When Delta announced that it was hooking up with Virgin Blue for a joint venture between the US and Australia, I thought it was a smart move. It will allow them to rationalize capacity between the US and Australia while potentially creating a strong third competitor to United and Qantas. Now it appears it will have another impact as Virgin Blue has decided to sever its current codeshare with United.

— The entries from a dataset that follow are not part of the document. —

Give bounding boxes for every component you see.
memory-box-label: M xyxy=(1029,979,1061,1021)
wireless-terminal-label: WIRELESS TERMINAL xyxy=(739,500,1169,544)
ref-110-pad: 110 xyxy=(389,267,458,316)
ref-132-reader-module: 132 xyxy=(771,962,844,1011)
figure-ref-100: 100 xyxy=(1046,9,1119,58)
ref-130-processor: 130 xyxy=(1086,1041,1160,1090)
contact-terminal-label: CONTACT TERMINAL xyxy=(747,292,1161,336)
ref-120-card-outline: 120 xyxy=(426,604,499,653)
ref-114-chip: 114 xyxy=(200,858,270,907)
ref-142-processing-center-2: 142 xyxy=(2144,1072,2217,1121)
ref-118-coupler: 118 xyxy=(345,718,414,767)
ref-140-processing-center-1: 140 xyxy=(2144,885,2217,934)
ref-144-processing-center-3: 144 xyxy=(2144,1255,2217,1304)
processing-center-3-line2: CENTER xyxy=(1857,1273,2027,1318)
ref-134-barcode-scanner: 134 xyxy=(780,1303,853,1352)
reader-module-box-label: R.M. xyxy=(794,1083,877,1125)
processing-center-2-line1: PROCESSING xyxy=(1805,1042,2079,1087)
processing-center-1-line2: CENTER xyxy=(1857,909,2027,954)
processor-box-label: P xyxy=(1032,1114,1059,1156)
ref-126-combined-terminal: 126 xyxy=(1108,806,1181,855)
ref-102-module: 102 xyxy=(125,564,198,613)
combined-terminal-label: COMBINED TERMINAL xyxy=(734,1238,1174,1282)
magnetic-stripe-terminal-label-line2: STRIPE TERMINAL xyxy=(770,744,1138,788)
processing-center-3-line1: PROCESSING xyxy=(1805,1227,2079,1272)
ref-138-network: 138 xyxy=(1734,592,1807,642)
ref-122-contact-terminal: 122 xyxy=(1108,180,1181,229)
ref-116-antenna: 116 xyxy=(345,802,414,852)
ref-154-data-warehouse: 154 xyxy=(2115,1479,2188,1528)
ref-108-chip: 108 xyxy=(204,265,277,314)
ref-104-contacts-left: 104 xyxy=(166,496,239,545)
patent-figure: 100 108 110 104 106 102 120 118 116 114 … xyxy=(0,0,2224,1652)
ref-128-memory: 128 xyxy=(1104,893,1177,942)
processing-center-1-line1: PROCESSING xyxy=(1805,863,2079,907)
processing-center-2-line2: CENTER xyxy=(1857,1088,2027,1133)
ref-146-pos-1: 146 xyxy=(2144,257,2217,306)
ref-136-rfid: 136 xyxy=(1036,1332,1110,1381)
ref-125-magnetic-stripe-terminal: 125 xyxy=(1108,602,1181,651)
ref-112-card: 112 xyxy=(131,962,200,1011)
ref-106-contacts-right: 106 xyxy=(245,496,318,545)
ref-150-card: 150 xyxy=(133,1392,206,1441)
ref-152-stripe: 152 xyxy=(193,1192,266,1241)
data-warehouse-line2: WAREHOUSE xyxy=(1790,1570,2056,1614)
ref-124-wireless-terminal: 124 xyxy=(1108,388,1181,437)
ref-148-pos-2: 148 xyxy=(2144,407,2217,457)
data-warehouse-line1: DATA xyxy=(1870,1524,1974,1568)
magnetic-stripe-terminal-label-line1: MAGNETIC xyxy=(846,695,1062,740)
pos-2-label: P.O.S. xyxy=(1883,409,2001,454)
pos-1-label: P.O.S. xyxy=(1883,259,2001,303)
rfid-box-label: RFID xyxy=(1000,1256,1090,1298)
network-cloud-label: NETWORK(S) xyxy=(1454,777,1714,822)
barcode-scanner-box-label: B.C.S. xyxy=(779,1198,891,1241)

I said on Cranky that I didn't think Virgin Blue would want to end the partnership:
I can't imagine Virgin Blue would cancel this deal, but I wonder how United will feel about it. They may very well need the traffic, so it's possible it could stay, but that would make for an odd arrangement.I was clearly wrong. My guess is that Delta put the pressure on this one, but it could also have been a strategic move. This does deprive United of some connecting traffic to feed its flights from Australia to the US, and it cuts off United's ability to offer its US customers connections beyond Sydney and Melbourne.
And United has a lot of coach seats to fill so this can't be good news for them. The airline uses its 747s on the route because those are the only ones that can carry a full payload on that haul. And the 747s have two strikes against them. One, they have a far inferior product in coach than any other airline on the route and two, they have a ton of coach seats to fill. There are 240 Economy Minus seats on the 747. The 777, for example, has only 197 combined Economy Plus/Minus seats, so that's a huge difference. And the 747s are the only airplane in the long haul fleet that still lacks personal screens in back.
With the big increase in capacity on this route, everyone is scrapping to fill seats. United can't compete on product in coach so it's going to have to rely on price. That's not good.